Math….most of us probably do not use “number problems” anymore, but those pesky “story problems” show up all the time. For example, dividing Halloween candy between siblings…..
The lunch table…is alive and well and thriving unfortunately. Cliques, social labels, bullying etc….. never goes away no matter how old we get. Such things only get new names, or diagnoses or a sitcom, but won’t ever be resolved. I think it is because we don’t really want to solve such things, what is life without some drama? Too many people make a living off of this issue. Not many people would admit to wanting to read and view only those stories about sunshine, roses, and lollipops, not to mention unicorns that eat rainbows and poop butterflies (inside joke….). Sorry, another rant to table for now.
Okay, on to Sarah’s story which I am posting without permission but since it was on FB, that is good enough for me.
“Steve and I joke about giving people the "teacher death look." I just returned from the BV area post office where I not only gave the look, but also the lecture. After scraping months of glue off of tables, and getting cut off in traffic on the way to the post office, this lady walked right up past all the people in line and stepped in front of me (I was up next). I normally would be like "Whatever.
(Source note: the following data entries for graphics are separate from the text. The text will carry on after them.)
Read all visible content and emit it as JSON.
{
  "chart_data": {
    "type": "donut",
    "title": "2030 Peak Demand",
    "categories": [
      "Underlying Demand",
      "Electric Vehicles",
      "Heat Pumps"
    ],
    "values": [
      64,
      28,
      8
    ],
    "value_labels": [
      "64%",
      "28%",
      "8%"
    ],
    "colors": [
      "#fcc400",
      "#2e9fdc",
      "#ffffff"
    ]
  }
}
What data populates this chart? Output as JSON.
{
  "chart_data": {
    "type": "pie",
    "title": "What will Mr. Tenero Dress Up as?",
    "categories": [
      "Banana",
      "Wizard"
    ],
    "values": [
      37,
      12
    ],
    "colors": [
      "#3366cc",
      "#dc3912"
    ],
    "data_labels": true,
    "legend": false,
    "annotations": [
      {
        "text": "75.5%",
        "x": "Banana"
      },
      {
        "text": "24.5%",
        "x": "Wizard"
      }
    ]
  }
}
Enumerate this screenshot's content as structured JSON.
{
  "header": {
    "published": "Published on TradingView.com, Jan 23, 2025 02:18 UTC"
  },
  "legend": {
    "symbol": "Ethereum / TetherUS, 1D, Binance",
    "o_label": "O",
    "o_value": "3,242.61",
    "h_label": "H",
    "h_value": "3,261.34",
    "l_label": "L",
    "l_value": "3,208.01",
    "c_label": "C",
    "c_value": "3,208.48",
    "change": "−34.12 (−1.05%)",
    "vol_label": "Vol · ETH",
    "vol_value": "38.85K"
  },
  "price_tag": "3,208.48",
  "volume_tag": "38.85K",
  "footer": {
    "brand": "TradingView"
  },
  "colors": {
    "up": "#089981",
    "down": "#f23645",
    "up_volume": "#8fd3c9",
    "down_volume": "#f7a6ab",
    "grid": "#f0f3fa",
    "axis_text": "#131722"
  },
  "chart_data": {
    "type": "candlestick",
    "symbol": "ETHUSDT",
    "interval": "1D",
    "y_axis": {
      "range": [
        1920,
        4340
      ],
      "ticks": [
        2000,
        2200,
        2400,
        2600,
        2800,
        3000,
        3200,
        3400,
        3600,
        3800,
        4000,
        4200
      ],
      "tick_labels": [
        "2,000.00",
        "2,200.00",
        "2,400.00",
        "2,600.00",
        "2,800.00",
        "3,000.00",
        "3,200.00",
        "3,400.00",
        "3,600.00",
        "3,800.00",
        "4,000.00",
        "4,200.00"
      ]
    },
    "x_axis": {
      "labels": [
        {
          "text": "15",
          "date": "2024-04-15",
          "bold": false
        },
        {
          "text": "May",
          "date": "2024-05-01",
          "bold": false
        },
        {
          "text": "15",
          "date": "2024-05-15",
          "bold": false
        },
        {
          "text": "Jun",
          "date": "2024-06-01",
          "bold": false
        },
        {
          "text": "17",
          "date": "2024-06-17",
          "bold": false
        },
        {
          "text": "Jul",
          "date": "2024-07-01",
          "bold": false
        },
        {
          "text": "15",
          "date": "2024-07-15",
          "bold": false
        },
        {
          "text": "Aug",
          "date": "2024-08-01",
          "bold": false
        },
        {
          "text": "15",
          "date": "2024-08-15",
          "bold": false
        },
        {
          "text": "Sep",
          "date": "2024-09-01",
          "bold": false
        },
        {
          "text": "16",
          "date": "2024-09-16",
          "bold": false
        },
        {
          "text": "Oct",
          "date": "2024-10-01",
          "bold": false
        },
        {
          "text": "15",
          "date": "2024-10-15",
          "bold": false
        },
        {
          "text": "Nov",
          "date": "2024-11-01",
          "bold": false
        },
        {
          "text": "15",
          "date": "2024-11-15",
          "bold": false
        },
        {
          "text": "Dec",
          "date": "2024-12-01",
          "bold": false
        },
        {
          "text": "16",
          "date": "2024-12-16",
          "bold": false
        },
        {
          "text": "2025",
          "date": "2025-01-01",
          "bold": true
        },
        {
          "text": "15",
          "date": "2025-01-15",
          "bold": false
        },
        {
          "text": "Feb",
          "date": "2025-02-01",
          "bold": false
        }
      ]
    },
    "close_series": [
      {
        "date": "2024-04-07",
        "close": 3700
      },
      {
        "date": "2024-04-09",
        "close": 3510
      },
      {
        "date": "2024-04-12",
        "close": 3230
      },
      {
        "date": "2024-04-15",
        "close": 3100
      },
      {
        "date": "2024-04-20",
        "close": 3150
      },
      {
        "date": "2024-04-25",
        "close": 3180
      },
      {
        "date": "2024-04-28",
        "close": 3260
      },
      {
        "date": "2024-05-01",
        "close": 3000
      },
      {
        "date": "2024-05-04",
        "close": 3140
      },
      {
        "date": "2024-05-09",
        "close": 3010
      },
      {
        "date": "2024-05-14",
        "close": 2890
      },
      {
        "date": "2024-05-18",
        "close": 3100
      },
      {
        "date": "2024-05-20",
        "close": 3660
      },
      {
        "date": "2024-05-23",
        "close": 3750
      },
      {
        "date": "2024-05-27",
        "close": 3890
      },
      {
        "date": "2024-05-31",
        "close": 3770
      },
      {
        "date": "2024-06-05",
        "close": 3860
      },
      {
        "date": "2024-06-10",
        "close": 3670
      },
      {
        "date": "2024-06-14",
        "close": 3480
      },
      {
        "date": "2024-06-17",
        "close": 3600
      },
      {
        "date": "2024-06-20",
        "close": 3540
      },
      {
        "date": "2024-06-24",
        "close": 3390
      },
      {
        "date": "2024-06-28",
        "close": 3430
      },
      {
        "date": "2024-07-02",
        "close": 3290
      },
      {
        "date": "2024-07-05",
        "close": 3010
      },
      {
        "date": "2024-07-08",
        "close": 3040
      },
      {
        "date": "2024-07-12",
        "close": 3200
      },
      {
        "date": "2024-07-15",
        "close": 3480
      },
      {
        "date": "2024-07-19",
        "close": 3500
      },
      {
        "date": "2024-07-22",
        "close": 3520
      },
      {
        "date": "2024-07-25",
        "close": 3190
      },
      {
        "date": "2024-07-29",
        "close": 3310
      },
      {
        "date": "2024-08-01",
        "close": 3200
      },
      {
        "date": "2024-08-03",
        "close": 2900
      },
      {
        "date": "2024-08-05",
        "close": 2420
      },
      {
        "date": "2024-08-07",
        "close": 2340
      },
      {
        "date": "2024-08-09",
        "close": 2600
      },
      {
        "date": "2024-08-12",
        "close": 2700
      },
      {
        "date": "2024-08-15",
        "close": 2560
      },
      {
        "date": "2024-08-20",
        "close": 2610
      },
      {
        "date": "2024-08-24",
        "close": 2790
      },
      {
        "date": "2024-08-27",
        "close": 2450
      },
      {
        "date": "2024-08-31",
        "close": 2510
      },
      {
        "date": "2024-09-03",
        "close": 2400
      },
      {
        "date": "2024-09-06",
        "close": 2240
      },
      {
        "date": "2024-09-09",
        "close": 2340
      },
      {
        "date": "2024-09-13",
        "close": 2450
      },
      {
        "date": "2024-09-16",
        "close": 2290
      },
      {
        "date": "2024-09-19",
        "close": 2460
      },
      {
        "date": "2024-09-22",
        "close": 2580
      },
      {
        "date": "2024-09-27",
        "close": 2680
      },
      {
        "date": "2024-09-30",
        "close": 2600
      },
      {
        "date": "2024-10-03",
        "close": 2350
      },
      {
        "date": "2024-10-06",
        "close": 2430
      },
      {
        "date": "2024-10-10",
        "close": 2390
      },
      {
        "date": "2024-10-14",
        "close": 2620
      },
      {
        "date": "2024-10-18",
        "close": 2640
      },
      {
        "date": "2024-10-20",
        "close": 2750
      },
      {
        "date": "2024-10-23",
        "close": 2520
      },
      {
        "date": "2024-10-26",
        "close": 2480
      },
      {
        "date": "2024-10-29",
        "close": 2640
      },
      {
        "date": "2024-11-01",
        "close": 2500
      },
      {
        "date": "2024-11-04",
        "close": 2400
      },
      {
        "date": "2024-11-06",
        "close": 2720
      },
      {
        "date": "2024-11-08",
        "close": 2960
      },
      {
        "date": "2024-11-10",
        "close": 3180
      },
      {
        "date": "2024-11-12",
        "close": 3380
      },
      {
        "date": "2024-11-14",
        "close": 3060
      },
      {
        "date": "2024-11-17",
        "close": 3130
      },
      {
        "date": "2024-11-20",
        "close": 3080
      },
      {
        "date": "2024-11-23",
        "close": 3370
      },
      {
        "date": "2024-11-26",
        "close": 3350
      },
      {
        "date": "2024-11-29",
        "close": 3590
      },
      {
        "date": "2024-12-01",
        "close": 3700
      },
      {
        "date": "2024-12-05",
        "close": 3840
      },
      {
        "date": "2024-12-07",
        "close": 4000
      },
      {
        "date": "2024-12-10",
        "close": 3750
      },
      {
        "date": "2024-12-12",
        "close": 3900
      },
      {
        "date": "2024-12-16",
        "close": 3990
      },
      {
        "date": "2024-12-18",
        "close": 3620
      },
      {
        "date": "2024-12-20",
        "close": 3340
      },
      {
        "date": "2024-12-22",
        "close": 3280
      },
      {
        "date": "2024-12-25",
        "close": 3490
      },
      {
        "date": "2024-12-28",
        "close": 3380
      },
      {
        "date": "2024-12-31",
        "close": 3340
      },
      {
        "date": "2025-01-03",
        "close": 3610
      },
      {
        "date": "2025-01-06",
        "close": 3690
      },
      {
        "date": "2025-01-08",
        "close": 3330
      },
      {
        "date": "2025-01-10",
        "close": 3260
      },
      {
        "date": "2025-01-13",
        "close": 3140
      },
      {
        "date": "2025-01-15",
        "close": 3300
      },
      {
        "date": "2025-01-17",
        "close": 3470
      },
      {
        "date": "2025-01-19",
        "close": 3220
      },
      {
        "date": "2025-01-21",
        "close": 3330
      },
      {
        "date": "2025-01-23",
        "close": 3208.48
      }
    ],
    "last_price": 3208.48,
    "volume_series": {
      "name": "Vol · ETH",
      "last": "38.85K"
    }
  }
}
You must have issues." But this time, I stepped forward, turned my head, gave her the look and said "Do you see me standing here?" "DID you see me standing here?" After she said yes to both, I asked "Do you see all these people in line behind me? They were here before you as well. If you would like to get to this point in the line, you need to go BACK to the end of the line and GET in line." She did.”
Seeing that her posting got 34 comments and 59 thumbs up as of my posting, I can only say that it sounds like a movement may be begging to begin….”Occupy the Eye” shall we say. If you have ever raised kids, especially boys, the “look” comes in quite handy. Girls on the other hand tend to figure out how to give it right back so it must be a genetic thing. Since I have to swing by the post office today, I am now going to go upstairs and practice my “teacher’s eye” in the mirror as mine might be a bit rusty since this is year 22 of maternity leave.